UNE SOLUTION ET DES OBSTACLES À LEVER
Il est crucial, si nous voulons être en capacité de remettre en ordre de marche la filière nucléaire française, de recréer les collectifs de travail, de créer les compétences manquantes et de donner des perspectives claires et rapides pour toute la filière. Ainsi nous serons le mieux à même de finir le chantier de Flamanville de la meilleure façon et d’en tirer les premiers retours d’expérience, de concentrer dans les années qui viennent les moyens humains et financiers sur le prolongement du parc nucléaire et sur la mise au point d’un EPR optimisé plus rapide à construire, candidat à renouveler le parc. C’est ce modèle qui permettrait d’entamer la coopération britannique dans les meilleures conditions d’ici deux ou trois ans si les moyens sont mis. L’échec technique et le risque financier réel porteraient un coup terrible à la filière française. C’est la raison pour laquelle nous avions proposé de renégocier avec le gouvernement britannique sur la base d’un nouveau modèle respectant coûts et délais réalistes. En effet, la réalité contradictoire de la filière nucléaire doit être exposée sans rien en cacher pour éclairer des décisions lourdes de conséquences pour la survie des entreprises EDF et Areva et pour l’avenir du système électrique en France. Cette analyse, partagée par la majorité des organisations syndicales, s’est heurtée à l’entêtement du gouvernement et du P-DG de l’entreprise d’engager ce projet sans plus tarder. Le dialogue a été impossible et les arguments développés pour prendre une décision sans plus tarder n’ont convaincu ni le personnel ni ses représentants. Ceux-ci ont utilisé les moyens à leur disposition pour ralentir la décision au niveau du CCE ou des administrateurs salariés : recours du CCE pour manque d’information et refus de communiquer les dossiers aux experts nommés pour l’expertise votés à l’unanimité par le CCE, recours de 5 administrateurs salariés sur 6 au conseil d’administration pour différence d’information entre administrateurs et pour conflits d’intérêts pour certains. Au moment où cet article est écrit, les procédures sont en cours et le projet a été signé entre Britanniques et Français.
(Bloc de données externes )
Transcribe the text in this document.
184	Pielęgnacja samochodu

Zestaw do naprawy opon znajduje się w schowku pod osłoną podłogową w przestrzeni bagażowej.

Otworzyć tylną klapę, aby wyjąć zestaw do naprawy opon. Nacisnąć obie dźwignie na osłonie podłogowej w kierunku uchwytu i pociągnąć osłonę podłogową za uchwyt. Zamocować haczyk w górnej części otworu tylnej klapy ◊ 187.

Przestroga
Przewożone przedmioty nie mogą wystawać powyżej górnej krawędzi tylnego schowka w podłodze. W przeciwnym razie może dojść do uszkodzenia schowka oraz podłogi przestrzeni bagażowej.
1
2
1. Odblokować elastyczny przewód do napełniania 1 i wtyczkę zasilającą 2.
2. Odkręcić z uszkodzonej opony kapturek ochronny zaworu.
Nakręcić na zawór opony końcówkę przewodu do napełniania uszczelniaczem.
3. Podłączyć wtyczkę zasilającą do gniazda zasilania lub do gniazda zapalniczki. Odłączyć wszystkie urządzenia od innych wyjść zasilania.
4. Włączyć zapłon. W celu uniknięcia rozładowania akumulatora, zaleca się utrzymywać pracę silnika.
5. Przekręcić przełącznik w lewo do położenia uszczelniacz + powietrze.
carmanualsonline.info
DES QUESTIONS QUI DEMEURENT
D’où vient cette différence d’analyse entre les salariés et la direction et le ministère ? Des hypothèses circulent. Ce qui est certain, c’est que la réalité de la filière nucléaire et de ses besoins en termes humains, organisationnels et techniques n’est pas perçue par ceux qui se trouvent très éloignés des réalités de terrain et qui n’ont qu’une faible maîtrise des enjeux industriels, et en particulier de ceux de la filière très spécifique du nucléaire. On peut également se demander si les décideurs ne sont pas imprégnés de ce mythe libéral qui conduirait à ce que la France se spécialise dans la recherche et les services, exporte ses savoir-faire et délocalise la production. La deuxième question qui se pose est celle de la suite du projet, sachant que les décideurs d’aujourd’hui ne seront pas les payeurs de demain. Mais il y aura à coup sûr des rentrées juteuses à attendre d’un secteur énergétique européen sous tension et constitué de moyens de production abreuvés de subventions publiques, indépendamment de leur réalité technico-économique.